His portfolio covers a wide variety of styles and types of lighting, from beautiful artistic chandeliers to basic desk lamps, but no matter what he’s making, it usually conforms to his personal style.
“I prefer utilitarian design, I want stuff to do its job and then to look good doing it,” Emerson said. “I prefer designs that are absent of filigrees and too many elements.”
These sensibilities extend to his workshop, a concrete warehouse with little adornment or decoration beyond a few of his completed works and the tools he needs to create his fixtures.

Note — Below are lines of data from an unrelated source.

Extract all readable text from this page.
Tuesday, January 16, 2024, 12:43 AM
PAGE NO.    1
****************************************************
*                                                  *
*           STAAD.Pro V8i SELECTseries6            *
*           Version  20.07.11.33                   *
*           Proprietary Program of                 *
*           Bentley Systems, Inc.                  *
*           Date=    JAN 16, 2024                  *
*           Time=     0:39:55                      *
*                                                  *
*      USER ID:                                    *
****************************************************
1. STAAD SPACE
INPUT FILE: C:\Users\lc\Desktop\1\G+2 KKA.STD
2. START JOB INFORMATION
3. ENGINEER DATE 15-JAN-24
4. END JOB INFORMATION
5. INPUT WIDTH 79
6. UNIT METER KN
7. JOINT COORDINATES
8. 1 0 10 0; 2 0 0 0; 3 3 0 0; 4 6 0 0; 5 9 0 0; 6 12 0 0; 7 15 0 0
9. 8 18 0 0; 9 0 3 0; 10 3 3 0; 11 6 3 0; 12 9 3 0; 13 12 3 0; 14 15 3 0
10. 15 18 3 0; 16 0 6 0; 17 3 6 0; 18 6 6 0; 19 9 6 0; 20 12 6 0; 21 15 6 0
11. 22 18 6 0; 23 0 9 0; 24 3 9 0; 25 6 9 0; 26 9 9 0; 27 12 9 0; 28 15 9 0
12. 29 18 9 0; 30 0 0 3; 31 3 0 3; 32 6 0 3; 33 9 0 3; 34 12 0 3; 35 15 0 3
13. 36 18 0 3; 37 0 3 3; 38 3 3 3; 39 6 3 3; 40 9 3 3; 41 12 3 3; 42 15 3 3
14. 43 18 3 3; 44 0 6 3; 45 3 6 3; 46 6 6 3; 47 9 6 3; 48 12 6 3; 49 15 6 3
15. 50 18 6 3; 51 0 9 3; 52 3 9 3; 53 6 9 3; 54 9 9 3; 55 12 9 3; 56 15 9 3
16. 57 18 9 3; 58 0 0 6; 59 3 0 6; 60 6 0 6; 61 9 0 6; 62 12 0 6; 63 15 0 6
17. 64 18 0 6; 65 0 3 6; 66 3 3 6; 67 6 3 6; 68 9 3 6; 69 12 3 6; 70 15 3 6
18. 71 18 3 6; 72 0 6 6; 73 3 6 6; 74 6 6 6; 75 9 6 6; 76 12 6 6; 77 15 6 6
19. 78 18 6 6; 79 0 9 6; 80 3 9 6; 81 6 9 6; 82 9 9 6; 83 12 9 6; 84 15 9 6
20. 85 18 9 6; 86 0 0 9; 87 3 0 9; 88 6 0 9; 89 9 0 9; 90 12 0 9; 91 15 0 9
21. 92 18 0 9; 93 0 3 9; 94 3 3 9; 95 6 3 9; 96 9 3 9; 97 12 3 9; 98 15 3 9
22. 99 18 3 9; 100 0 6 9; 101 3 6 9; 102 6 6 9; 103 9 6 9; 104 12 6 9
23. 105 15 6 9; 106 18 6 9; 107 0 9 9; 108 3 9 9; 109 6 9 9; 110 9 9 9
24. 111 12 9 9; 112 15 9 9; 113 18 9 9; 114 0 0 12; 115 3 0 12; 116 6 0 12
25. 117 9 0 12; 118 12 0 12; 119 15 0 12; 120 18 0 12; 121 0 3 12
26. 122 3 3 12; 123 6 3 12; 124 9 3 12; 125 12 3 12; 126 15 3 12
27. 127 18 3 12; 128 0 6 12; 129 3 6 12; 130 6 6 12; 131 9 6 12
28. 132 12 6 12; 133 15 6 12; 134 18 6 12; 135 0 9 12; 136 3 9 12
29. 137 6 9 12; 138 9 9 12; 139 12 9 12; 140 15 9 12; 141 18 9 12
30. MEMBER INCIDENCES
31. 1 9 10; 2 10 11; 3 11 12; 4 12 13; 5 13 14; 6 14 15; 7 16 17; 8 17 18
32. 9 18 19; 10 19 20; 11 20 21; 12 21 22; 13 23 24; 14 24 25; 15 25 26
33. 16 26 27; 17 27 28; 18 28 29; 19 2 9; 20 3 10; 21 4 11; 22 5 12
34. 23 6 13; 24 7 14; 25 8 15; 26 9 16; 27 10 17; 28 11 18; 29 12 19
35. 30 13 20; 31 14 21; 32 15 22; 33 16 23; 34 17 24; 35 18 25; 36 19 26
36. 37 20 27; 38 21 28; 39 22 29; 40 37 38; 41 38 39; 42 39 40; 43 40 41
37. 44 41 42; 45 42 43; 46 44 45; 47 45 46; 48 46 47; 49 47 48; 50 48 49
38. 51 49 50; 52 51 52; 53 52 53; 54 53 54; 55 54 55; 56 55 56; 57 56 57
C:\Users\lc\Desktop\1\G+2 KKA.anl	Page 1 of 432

Emerson also extends this ethos to installation: All his pieces are designed to be installed quickly and painlessly. Many custom designs force electricians to spend hours working on the install, often with several electricians working in tandem.
“You have to make them as easy to install as possible, a lot of custom lighting designers won’t do that,” he said.
1. Create the master plan
Emerson starts by talking with the clients and getting a sense of what they’re looking for. Then he works up a 3D rendering of his concept for their approval. The final step is a CAD design that is used to create the parts.
2. Craft the frame
Using the dimensions in the plan, each metal piece is individual laser-cut by another company, then welded by Emerson to form the frame of the light.
3. Coat it
The assembled base is put through a powder-coating process. The powder, which is sprayed on before being oven cured, can provide the look of 3,000 different finishes while protecting the metal from corrosion. Emerson says that in most cases, the coating protects from the harsh chemicals in household cleaners.
4. Add the function
Using a mill, Emerson carves a groove in a long metal bar to hold the LED strip that actually provides the light. Once the bar is finished, he attaches a large counterweight to one end to account for the asymmetrical shape. The light bar is then installed into the frame.
5. Set the sails
Emerson says that since he’s not a good sewer, he contracted out the making and grommeting of the canvas sails to an artist who shares his workspace. The canvas will soften the light and help direct it downward.
6. Secure in place
The constructed shades are attached to the frame using small hooks that have to be individually bent into place. The hooks are a shiny bronze to match the bronze powder coating.
7 . The finished “kite lights”
With the shade panels afixed, the light is ready for its new home — a Buffalo living room. Emerson takes special care to make sure that it’s easy to install. He also creates a canopy that attaches the light to the ceiling and contains the electrical components needed to power the assembly.